É também por isto que em situações de grande mobilidade, como o período histórico que vivemos, a perceção da diferença cultural escamoteia simultaneamente a diversidade e desigualdade internas a um grupo que chega “de fora” e a diversidade e desigualdade internas ao grupo “de dentro”. A figura do estado-nação com que ainda vivemos gera uma ilusão de unicidade cultural que não existe, e projeta nas realidades culturais diferentes o modelo do estado-nação (um “eles” generalizado, com a “sua terra”). Ela foi temperada por políticas multiculturais que, na sua esmagadora maioria, perpetuaram aquelas noções separatistas, apenas com a diferença da coexistência no mesmo território; ou foi eclipsada pelo formalismo do universalismo republicano que decreta a invisibilidade das diferenças e desigualdades.

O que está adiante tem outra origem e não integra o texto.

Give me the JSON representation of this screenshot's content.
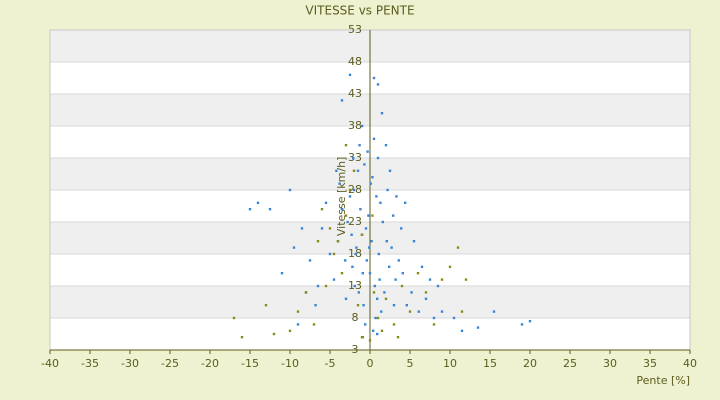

Se olharmos para os fenómenos sociais e culturais com uma perspetiva de poder, percebemos melhor como as construções sociais são versões da cultura que dependem da relação de forças; que, e nesse sentido, elas são relativizáveis pois são transformáveis; e que a “cultura” não é uma coisa, transportada por pessoas de um grupo, mas sim algo em constante disseminação, questionamento e transformação, e algo de profundamente ideológico. Fulcral é o questionamento de quem se encontra em perda, a erosão dos poderes, e a transformação que leva a novas construções sociais.
O desespero de quem representa algum poder ou privilégio nalgum momento histórico fica bem patente quando ataca a noção de construção social, quando essencializa uma cultura (a “sua” e a do “outro”), quando a retrata como homogénea, ou quando estabelece fronteiras rígidas entre “culturas” ou exige “integração”. Desespero, porque estas atitudes só podem surgir quando as mudanças e as contradições já estão em marcha ou se intensificaram — não necessariamente todas “boas” ou “progressistas”, that’s not the point, pois o reacionarismo pode ser tentador para quem está em perda e se refugia na construção social, por exemplo, do estado-nação ou da unicidade cultural.
Como se viu com o truque retórico da “ideologia de género” — aproveitando-se do pensamento autocrítico das ciências sociais para dizer que o que elas produzem é ideológico (grande novidade…) e que por isso é mau (este é que é o twist…) — o reacionarismo elegeu as ciências sociais e humanas no seu inimigo figadal, um gigantesco desmancha-prazeres.